2. If these executives feel that they are being restricted to much, they understand what a "free market" economy is. Let them try to find a job that pays them what they are seeking elsewhere. It's not likely they will find one since they helped destroy to jobs market.
3. These financial institutions and Wall Street are still operating "business as usual" they have implemented no reforms and continue to demonstrate a disregard of both public sentiment and the reality of the current economy.
This Czar garbage is a violation of the constitution. They are approved by Congress, have no oversight and shouldn't be allotted a budget. This President has no regard for the constitution. Obama really believes he's a dictator. Come 2012, he will quicky find out he's not.
When is Obama giving his book fees back?

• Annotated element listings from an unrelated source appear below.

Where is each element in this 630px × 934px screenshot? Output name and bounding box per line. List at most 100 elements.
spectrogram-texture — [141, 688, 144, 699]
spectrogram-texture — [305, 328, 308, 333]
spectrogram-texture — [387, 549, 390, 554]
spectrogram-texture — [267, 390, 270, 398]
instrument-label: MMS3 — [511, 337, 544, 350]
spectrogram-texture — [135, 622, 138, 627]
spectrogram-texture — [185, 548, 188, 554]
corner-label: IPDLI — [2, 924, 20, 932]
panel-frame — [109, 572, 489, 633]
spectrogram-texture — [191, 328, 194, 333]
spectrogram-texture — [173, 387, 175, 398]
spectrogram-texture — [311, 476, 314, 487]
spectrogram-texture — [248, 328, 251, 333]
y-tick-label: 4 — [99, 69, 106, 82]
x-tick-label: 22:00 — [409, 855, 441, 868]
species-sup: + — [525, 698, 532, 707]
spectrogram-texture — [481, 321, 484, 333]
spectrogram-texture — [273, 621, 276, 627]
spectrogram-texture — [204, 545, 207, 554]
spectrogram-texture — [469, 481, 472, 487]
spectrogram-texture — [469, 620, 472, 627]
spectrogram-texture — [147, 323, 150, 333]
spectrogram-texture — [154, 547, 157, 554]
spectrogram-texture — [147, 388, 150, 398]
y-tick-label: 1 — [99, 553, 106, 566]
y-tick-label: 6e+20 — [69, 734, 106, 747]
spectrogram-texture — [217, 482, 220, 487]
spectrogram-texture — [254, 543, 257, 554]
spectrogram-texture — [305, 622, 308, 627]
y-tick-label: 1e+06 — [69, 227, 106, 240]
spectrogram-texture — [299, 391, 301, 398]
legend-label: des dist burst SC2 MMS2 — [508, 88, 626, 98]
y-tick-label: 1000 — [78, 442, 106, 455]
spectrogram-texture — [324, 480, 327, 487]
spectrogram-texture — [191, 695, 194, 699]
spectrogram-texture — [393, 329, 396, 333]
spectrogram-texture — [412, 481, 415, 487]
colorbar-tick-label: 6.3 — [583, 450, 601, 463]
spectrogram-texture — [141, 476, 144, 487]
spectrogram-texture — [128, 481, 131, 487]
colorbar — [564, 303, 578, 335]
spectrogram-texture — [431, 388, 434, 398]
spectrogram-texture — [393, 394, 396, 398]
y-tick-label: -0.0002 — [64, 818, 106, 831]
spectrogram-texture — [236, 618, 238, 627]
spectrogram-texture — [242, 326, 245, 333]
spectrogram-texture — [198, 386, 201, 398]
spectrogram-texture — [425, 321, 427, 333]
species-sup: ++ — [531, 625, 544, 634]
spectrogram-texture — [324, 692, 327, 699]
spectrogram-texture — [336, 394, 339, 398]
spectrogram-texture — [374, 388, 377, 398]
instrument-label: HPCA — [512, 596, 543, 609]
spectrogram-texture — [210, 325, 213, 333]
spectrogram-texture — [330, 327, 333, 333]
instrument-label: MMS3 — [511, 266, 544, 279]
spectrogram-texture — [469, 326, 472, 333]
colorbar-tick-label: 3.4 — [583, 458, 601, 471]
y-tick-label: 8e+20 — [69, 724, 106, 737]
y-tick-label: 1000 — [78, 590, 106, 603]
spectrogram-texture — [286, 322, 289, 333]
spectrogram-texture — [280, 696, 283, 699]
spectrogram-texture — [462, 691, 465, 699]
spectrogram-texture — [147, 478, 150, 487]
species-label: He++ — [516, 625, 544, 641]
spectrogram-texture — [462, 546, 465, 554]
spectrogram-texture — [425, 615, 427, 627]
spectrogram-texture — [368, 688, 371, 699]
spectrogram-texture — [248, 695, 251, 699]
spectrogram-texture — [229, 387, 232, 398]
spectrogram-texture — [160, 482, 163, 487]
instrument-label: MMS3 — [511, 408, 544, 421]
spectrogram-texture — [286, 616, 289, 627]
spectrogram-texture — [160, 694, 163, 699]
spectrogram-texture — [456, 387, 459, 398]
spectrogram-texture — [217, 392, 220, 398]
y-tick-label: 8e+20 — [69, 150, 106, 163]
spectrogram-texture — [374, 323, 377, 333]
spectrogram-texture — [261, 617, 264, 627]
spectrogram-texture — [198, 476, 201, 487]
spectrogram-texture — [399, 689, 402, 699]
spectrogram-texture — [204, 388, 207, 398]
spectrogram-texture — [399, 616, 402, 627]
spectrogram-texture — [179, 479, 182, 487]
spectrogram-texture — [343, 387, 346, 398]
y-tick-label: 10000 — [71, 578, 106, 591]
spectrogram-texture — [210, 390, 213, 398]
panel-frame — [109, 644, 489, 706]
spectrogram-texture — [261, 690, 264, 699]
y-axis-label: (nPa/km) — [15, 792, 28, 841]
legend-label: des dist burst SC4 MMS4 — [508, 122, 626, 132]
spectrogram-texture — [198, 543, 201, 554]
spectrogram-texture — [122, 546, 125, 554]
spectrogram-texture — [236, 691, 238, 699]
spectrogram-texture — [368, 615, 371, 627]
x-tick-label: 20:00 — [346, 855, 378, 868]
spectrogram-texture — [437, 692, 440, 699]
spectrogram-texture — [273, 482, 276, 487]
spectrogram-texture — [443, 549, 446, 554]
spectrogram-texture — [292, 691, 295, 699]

He made an exhorbitant amount, and he was writing about his times as a politician. He got rich off the backs of the American's he was supposed to be representing.
Sounds unethical. He should be publicly shamed.
Do these people understand that they have to pay back all the money they asked for to help bail them out? That was the rule, and it wasn't in the fine print.
So, His Royal Highness appoints another "czar". If there is one thing this administration is very good at, it's spending the money of the hard working tax payer.
I'm a little nervous about the gov't approving pay structures. Personally, I think the people who have been running these companies are overcompensated for their stupidity, greed, obtuseness, etc, but the gov't having a say? But, if the board of directors (Stepford directors) don't stop it & the stockholders can't (or won't) stop it, then what? TARP has really opened a can of worms..proof that major gov't initiatives should be entered into with debate and thought, not rushing into uncharted territory.
i think someone needs to sue the Obama administration over these Czars. He's running an undercover government.
Finally, somebody watching over these over-paid crooks.......I love my President.......repugs baseless and factless comments in 3,2,1.....oh I forgot their weak cries of socialism will also be mentioned.